While some market players expected the Fed to slow down monetary tightening significantly, these expectations were dispelled by Fed chairman Jerome Powell. At the press conference following the meeting he said that the Federal Reserve does not plan to slow down the pace of rate hikes. "It is very premature to be thinking about pausing," Powell added. The Fed chairman said the regulator will present a new summary of interest rate trajectory projections.

Furthermore, Powell pointed out the steady rise of the US dollar and called it "a challenge" for many countries. Expectations of an excessively high rate hike strongly pressured USD. Early on Thursday, November 3, EUR/USD traded near 0.9825. Earlier, the pair rose to 0.9832, but retreated slightly afterwards.

USD slides down after Fed interest rate hike

Market players hoped the Fed would slow down interest rate hikes this year and ultimately end the tightening cycle in the first quarter of 2023. However, the Fed's actions did not match their expectations.
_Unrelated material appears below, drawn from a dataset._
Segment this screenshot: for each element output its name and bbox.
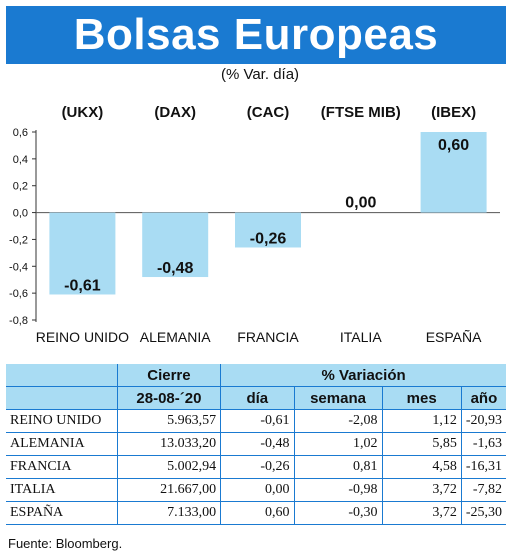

A 50 bps rate increase in December is the only likely policy adjustment the regulator can do.

Rising employment in the US became a key indicator signalling that the Fed would not soften their stance. According to the latest data by ADP, the US economy added 239,000 new jobs in October, well above 192,000 new jobs reported in September. The Federal Reserve uses such data to determine the level of inflation and interest rate adjustments. Strong US labor market data gives the Fed more room for maneuver, allowing the regulator to tighten its monetary policy more aggressively to fight soaring inflation.

Amid such developments, experts note that the US dollar rally can potentially continue in 2023, fuelled by concerns over a global recession and the hawkish Fed. FX strategists at Capital Economics believe that the Fed's tightening cycle is close to an end. The research firm's chief economist Jonas Goltermann predicts that the US dollar will continue to climb in the first half of 2023.

Goltermann believes that if interest rates reach their peak, it will not be an obstacle for a USD rally in the future. The economist said falling risk appetite in the global markets and rising demand for safe haven assets have given support to the US dollar. According to Goltermann, the US currency went up during earlier tightening cycles.

Earlier outlooks by some analysts saw the Fed increase interest rates up to 5% in 2023. Bloomberg predicts that the effective Fed funds rate could hit a peak of 5.1% by May 2023. Market players expect the key interest rate to decrease afterwards in the first or second quarters of the year.